最近、日本の漁船(韋駄天)が海賊に襲われたが、昔から瀬戸内には村上水軍など名だたる海賊が横行していた。享保三年(1719年)近松門左衛門は、海賊を扱ったスケールの大きな作品を発表した。文献によると享保三年十月、近松が六十六歳のとき、海上抜荷買い(密貿易)の罪人六十四人を刑に処した事件があって、それに惹かれてこの浄瑠璃が出来たとか。主人公は毛剃九右衛門。名前からして海賊の頭領だ。歌舞伎だと月光を背に元船の舳先に立ち、舞台が大きく廻る勇壮な一コマである。ところが面白いことに、この海賊はいたって小心なところがある。海賊一味が大勢で遊んでいる博多の廓、奥田屋の中に手入れが入ると聞くと怯えるのである。作者の遊びだろうか。

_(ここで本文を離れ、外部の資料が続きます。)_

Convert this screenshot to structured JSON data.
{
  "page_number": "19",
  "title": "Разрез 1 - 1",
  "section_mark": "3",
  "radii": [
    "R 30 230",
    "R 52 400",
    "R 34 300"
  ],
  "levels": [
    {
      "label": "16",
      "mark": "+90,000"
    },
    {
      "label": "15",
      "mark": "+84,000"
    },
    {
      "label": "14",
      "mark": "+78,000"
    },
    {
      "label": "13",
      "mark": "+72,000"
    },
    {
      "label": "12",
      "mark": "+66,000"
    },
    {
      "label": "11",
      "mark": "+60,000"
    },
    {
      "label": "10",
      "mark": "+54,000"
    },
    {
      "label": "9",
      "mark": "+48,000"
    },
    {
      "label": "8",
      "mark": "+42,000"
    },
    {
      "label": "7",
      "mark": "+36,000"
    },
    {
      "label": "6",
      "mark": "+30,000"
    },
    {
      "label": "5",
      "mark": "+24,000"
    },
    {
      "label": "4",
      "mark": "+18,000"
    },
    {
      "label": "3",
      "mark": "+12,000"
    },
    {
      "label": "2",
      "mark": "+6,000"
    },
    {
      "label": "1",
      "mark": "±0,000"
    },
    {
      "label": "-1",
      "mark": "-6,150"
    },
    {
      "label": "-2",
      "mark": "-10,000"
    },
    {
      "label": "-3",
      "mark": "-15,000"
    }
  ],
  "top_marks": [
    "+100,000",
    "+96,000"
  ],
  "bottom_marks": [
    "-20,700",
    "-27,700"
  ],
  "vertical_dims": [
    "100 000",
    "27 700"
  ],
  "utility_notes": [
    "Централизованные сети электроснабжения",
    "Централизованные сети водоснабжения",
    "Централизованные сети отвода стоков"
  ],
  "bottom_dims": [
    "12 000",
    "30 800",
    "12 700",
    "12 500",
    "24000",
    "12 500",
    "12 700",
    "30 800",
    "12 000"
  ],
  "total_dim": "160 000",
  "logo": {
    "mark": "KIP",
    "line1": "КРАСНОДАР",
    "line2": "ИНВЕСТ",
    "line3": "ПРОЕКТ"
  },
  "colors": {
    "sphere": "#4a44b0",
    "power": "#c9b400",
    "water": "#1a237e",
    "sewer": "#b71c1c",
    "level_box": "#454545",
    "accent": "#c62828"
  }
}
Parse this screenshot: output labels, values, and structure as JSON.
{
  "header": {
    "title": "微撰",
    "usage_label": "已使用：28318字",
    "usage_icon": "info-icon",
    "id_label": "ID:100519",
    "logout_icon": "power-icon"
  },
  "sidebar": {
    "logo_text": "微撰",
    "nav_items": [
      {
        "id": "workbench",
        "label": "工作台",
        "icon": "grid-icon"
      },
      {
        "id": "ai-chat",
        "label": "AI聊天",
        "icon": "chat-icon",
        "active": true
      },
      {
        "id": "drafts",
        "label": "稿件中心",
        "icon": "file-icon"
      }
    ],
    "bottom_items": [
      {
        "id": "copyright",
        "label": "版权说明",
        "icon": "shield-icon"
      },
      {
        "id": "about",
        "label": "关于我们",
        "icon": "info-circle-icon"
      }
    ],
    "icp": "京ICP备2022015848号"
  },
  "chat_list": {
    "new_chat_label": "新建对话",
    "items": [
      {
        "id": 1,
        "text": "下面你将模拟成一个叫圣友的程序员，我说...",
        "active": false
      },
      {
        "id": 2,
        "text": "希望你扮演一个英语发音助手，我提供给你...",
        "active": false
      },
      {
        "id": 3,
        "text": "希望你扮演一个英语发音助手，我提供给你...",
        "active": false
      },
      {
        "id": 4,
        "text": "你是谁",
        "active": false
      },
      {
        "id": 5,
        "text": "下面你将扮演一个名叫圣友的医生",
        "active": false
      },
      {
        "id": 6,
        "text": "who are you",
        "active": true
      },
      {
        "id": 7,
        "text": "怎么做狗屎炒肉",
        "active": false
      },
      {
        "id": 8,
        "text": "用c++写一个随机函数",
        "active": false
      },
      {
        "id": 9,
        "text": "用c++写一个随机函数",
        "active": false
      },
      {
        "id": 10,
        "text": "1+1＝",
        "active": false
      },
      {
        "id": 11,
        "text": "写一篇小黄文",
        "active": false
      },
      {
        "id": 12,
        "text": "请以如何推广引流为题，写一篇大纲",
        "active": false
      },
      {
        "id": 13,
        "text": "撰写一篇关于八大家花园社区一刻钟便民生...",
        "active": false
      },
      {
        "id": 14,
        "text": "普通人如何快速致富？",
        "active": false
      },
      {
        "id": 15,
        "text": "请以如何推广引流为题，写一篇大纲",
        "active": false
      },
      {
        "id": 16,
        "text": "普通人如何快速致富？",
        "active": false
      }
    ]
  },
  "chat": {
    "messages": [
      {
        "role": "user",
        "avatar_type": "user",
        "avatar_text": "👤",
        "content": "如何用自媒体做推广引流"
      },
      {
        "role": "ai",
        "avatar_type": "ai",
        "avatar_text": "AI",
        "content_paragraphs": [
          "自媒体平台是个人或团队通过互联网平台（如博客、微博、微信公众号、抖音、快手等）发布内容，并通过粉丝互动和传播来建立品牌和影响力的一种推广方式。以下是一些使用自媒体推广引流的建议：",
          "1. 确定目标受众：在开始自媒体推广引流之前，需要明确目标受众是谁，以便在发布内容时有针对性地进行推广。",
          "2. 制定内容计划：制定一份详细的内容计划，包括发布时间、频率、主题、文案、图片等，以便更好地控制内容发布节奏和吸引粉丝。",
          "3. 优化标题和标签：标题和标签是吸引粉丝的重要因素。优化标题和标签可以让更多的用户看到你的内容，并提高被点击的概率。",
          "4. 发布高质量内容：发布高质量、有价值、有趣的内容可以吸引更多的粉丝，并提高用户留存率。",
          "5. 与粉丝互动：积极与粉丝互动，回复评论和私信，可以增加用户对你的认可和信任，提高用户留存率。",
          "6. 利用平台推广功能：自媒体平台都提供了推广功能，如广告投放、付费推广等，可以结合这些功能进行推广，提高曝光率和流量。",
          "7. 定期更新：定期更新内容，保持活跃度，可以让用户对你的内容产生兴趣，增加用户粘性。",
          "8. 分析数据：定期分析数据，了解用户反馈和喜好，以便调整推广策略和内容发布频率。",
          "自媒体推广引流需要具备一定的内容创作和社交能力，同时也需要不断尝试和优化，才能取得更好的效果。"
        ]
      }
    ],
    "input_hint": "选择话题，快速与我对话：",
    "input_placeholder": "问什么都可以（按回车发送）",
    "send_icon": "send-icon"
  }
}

「奥田屋の段」の冒頭は、意味の解らない詞から始まる。 “いひきにて、いひきにて、すいちゃえんちゃ、すはひすふいちょうお、ひいたらこはいみ、さいはんや、さんそ、わうわうわう”  座敷で按摩の欲市が弾いているこの曲は「唐人」といい、詞も「唐人詞」といっている。当時の人々のイメージとしての“唐の言葉=外国語”らしきものを使うことによって、博多のエキゾチックな雰囲気を醸し出そうとしている。曲も三下りで異国的で面白い。毛剃九右衛門一行の大挙しての廓への入り込み、大勢の遊女の請出しの賑わいも異国諷できらびやかである。金持ちになったのは「長者経」のおかげと、毛剃が読み上げる滑稽味ある長者経(もちろんインチキ)は、永代蔵から採ったものと言われる。このあとに子分たちが歌う在所唄も楽しい。“おんらが在所はの、奥山のててうちの、でんぐりでんぐり栗の木の、木の根をまくらに転び寝、この小女郎恋する山家の品物で、南無阿弥陀仏帯といて、コレござれ、抱いて転び寝” こんなところにも作者の遊びが感じられる。隣座敷の賑わいとは対照的に無一文になった宗七は、敵の九右衛門の子分になり、小女郎も身請けされる。“七人一度に身請けとは聴きも及ばぬ大大尽” 亭主が見送り、“男自慢は七人の鼻にあらわれ”でこの浄瑠璃は終わっている。

この「奥田屋」はそもそも、野沢吉二郎師が改訂作曲されたものである。義太夫教室初期の段階でこの奥田屋が教材になり、私は掛け合いで小女郎が振り当てられた。“この身は廓にいるとても”はカン音なので何十回も稽古された。きつかったが楽しい想い出が残る。在所唄も皆で合唱練習をしたものである。